Sejatinya, menyelamatkan polisi adalah tugas yang mesti dilakukan sejak polisi Republik Indonesia (Polri) lahir dari kandungan Ibu Pertiwi. Menyelamatkan polisi, apa pun makna yang ingin kita berikan kepadanya, adalah proses yang tak bisa berhenti, belum selesai dan jauh dari selesai. Sudah sekian lama terjadi, Polri dikritik dalam kasus penyalahgunaan kewenangan dalam melakukan penyidikan, dalam menangani kasus-kasus unjuk rasa, dan kasus-kasus korupsi (baik dalam penanganan kasusnya maupun dalam hal keterlibatan anggotanya dalam tindak pidana korupsi).

Dalam kasus korupsi, beberapa waktu lalu Soegeng Suryadi Sindikat (SSS) mengeluarkan hasil survei, di dalam mana disebutkan Polri berada pada nomor tiga sebagai lembaga terkorup di Indonesia setelah DPR dan kantor pajak. Salah satu kasus yang dikuliti habis oleh media adalah kasus rekening gendut di tubuh kepolisian, yang kemudian menguap begitu saja.

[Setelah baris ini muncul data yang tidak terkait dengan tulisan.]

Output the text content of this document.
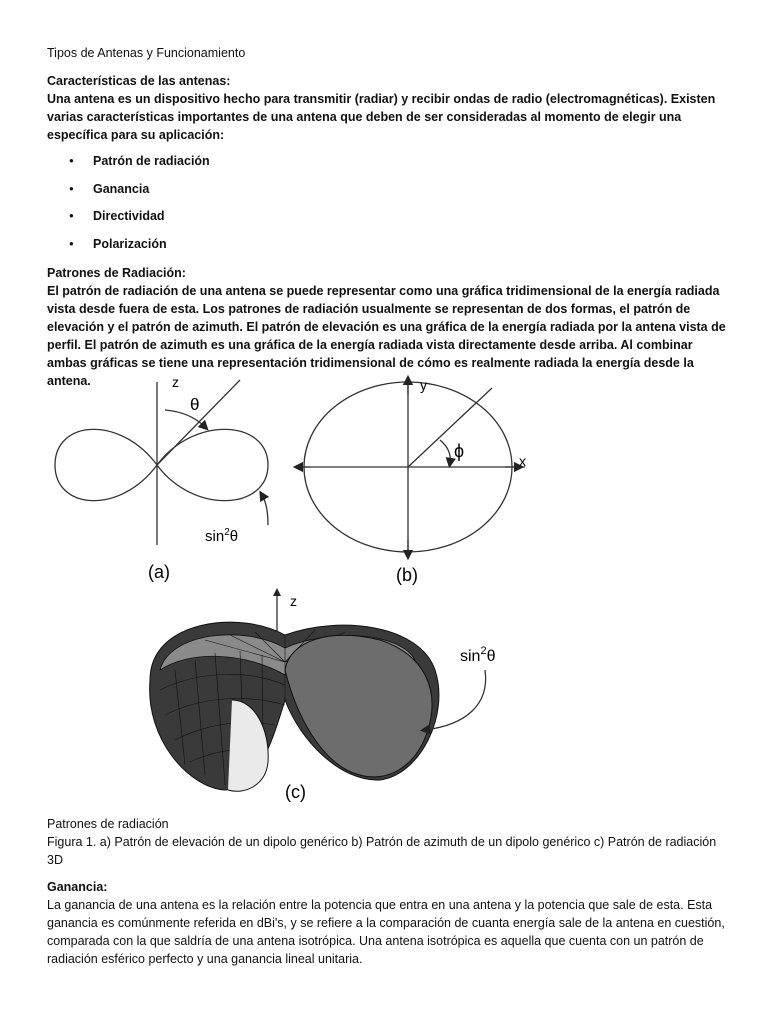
Tipos de Antenas y Funcionamiento

Características de las antenas:

Una antena es un dispositivo hecho para transmitir (radiar) y recibir ondas de radio (electromagnéticas). Existen varias características importantes de una antena que deben de ser consideradas al momento de elegir una específica para su aplicación:

● Patrón de radiación
● Ganancia
● Directividad
● Polarización

Patrones de Radiación:

El patrón de radiación de una antena se puede representar como una gráfica tridimensional de la energía radiada vista desde fuera de esta. Los patrones de radiación usualmente se representan de dos formas, el patrón de elevación y el patrón de azimuth. El patrón de elevación es una gráfica de la energía radiada por la antena vista de perfil. El patrón de azimuth es una gráfica de la energía radiada vista directamente desde arriba. Al combinar ambas gráficas se tiene una representación tridimensional de cómo es realmente radiada la energía desde la antena.	z
θ
$\sin^2\theta$
(a)
y
x
ϕ
(b)
z
$\sin^2\theta$
(c)

Patrones de radiación

Figura 1. a) Patrón de elevación de un dipolo genérico b) Patrón de azimuth de un dipolo genérico c) Patrón de radiación 3D

Ganancia:

La ganancia de una antena es la relación entre la potencia que entra en una antena y la potencia que sale de esta. Esta ganancia es comúnmente referida en dBi's, y se refiere a la comparación de cuanta energía sale de la antena en cuestión, comparada con la que saldría de una antena isotrópica. Una antena isotrópica es aquella que cuenta con un patrón de radiación esférico perfecto y una ganancia lineal unitaria.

Terhadap hasil survei SSS, Polri sendiri meragukannya, misalnya dengan mempertanyakan metode dan parameter yang digunakan dalam survei. Sayangnya, bantahan itu tak pula dilakukan dengan metode yang ilmiah. Polri sering defensif dan kemudian melakukan beberapa serangan balik. Dalam perseturuan dengan KPK, Polri memakai pengacara untuk minta fatwa Mahkamah Agung mengenai “dualisme” (tanda kutip dari penulis) kewenangan penyidikan korupsi oleh Kepolisian dan KPK.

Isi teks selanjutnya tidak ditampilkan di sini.